I did not think about using the same approach during training, but it is a great idea! Do you think it would be sufficient to initialize theses “zero-padded” kernels once in the beginning because all the zero weights would generate a zero gradient?
If that does not work, at which point would I have to zero out the gradients? Right before taking the optimizer step?

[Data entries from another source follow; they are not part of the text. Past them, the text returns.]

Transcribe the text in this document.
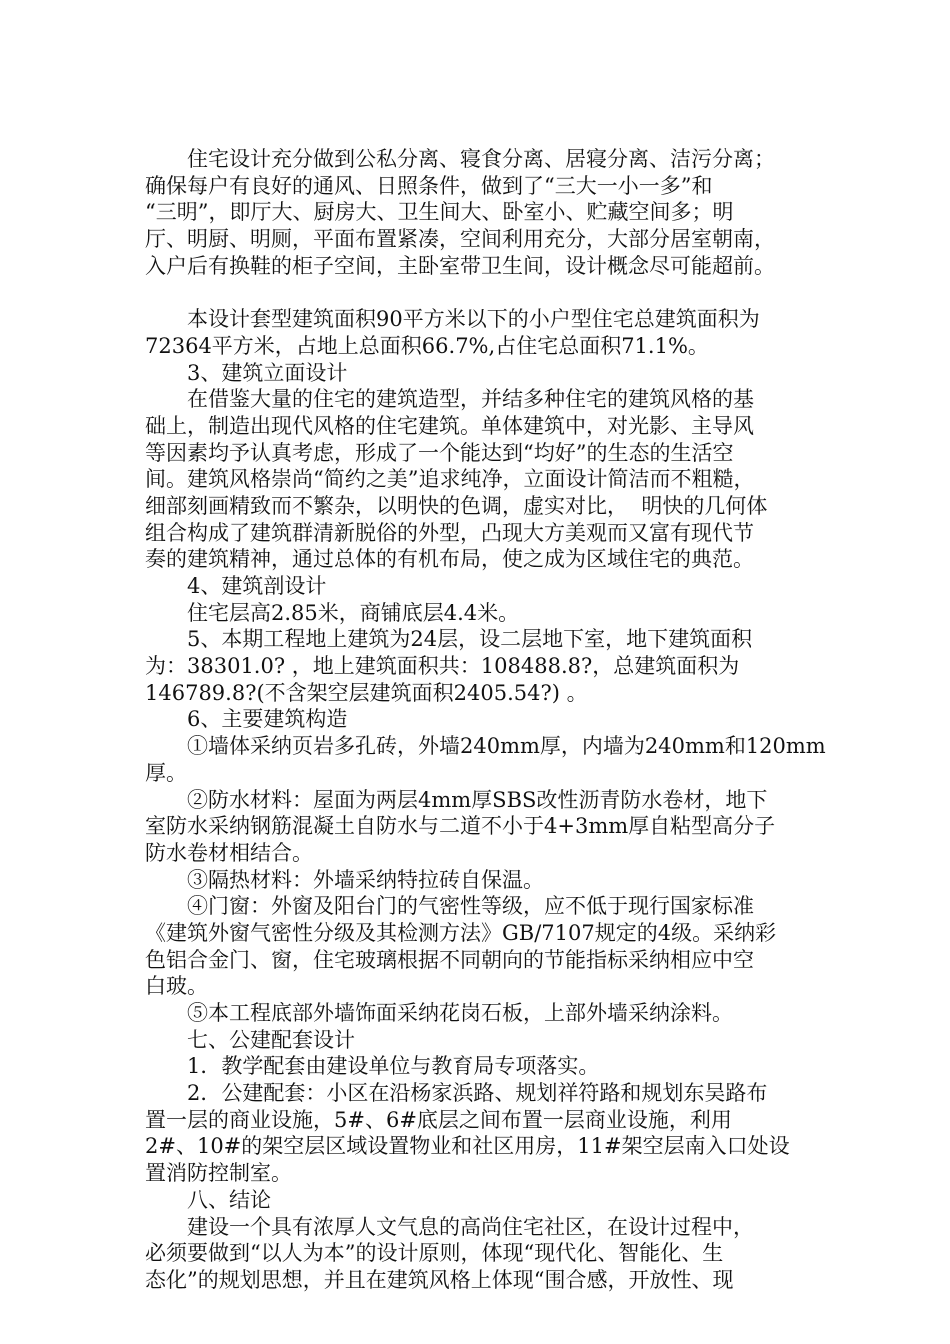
住宅设计充分做到公私分离、寝食分离、居寝分离、洁污分离；
确保每户有良好的通风、日照条件，做到了“三大一小一多”和
“三明”，即厅大、厨房大、卫生间大、卧室小、贮藏空间多；明
厅、明厨、明厕，平面布置紧凑，空间利用充分，大部分居室朝南，
入户后有换鞋的柜子空间，主卧室带卫生间，设计概念尽可能超前。
本设计套型建筑面积90平方米以下的小户型住宅总建筑面积为
72364平方米，占地上总面积66.7%,占住宅总面积71.1%。
3、建筑立面设计
在借鉴大量的住宅的建筑造型，并结多种住宅的建筑风格的基
础上，制造出现代风格的住宅建筑。单体建筑中，对光影、主导风
等因素均予认真考虑，形成了一个能达到“均好”的生态的生活空
间。建筑风格崇尚“简约之美”追求纯净，立面设计简洁而不粗糙，
细部刻画精致而不繁杂，以明快的色调，虚实对比，  明快的几何体
组合构成了建筑群清新脱俗的外型，凸现大方美观而又富有现代节
奏的建筑精神，通过总体的有机布局，使之成为区域住宅的典范。
4、建筑剖设计
住宅层高2.85米，商铺底层4.4米。
5、本期工程地上建筑为24层，设二层地下室，地下建筑面积
为：38301.0? ，地上建筑面积共：108488.8?，总建筑面积为
146789.8?(不含架空层建筑面积2405.54?) 。
6、主要建筑构造
①墙体采纳页岩多孔砖，外墙240mm厚，内墙为240mm和120mm
厚。
②防水材料：屋面为两层4mm厚SBS改性沥青防水卷材，地下
室防水采纳钢筋混凝土自防水与二道不小于4+3mm厚自粘型高分子
防水卷材相结合。
③隔热材料：外墙采纳特拉砖自保温。
④门窗：外窗及阳台门的气密性等级，应不低于现行国家标准
《建筑外窗气密性分级及其检测方法》GB/7107规定的4级。采纳彩
色铝合金门、窗，住宅玻璃根据不同朝向的节能指标采纳相应中空
白玻。
⑤本工程底部外墙饰面采纳花岗石板，上部外墙采纳涂料。
七、公建配套设计
1．教学配套由建设单位与教育局专项落实。
2．公建配套：小区在沿杨家浜路、规划祥符路和规划东吴路布
置一层的商业设施，5#、6#底层之间布置一层商业设施，利用
2#、10#的架空层区域设置物业和社区用房，11#架空层南入口处设
置消防控制室。
八、结论
建设一个具有浓厚人文气息的高尚住宅社区，在设计过程中，
必须要做到“以人为本”的设计原则，体现“现代化、智能化、生
态化”的规划思想，并且在建筑风格上体现“围合感，开放性、现
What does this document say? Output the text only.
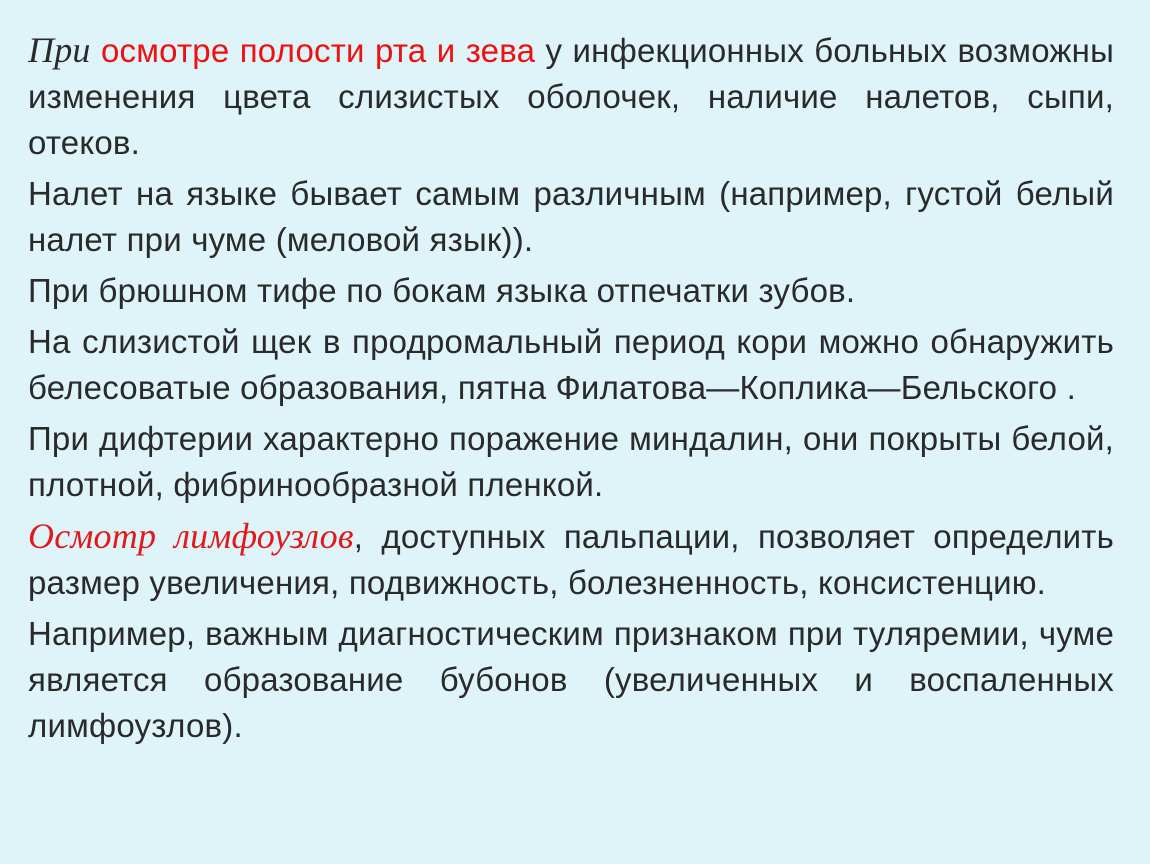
При осмотре полости рта и зева у инфекционных больных возможны изменения цвета слизистых оболочек, наличие налетов, сыпи, отеков.

Налет на языке бывает самым различным (например, густой белый налет при чуме (меловой язык)).

При брюшном тифе по бокам языка отпечатки зубов.

На слизистой щек в продромальный период кори можно обнаружить белесоватые образования, пятна Филатова—Коплика—Бельского .

При дифтерии характерно поражение миндалин, они покрыты белой, плотной, фибринообразной пленкой.

Осмотр лимфоузлов, доступных пальпации, позволяет определить размер увеличения, подвижность, болезненность, консистенцию.

Например, важным диагностическим признаком при туляремии, чуме является образование бубонов (увеличенных и воспаленных лимфоузлов).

Just for the sake of completeness: The profiling times in my first post are not correct, but I cannot edit the post anymore. Here are the correct ones:

# Output of deform_conv_speed.py

bs: 01, in-channels: 512, groups: 1
Time normal conv:                0.37 ms
Time torchvision deform conv:    0.37 ms
Time mmdet deform conv:          0.36 ms
----------------------------------------
bs: 01, in-channels: 512, groups: 512
Time normal conv:                0.19 ms
Time torchvision deform conv:   15.23 ms
Time mmdet deform conv:         13.67 ms
----------------------------------------
bs: 16, in-channels: 512, groups: 1
Time normal conv:                1.15 ms
Time torchvision deform conv:    2.26 ms
Time mmdet deform conv:          2.19 ms
----------------------------------------
bs: 16, in-channels: 512, groups: 512
Time normal conv:                0.32 ms
Time torchvision deform conv:   15.06 ms
Time mmdet deform conv:         13.76 ms
----------------------------------------

Are you recreating these “zero-padded” convolutions in each iteration or are you zeroing out the gradients?
Did you also verify that you get the same gradients in both approaches?

I tried implementing @ptrblck’s idea and checking it on a toy example. Currently I’m using torch.equal() to compare the gradients. They do not match up in 100% of the cases but almost always. I’m not sure if this is due to some numerical errors or if there is something wrong in my script.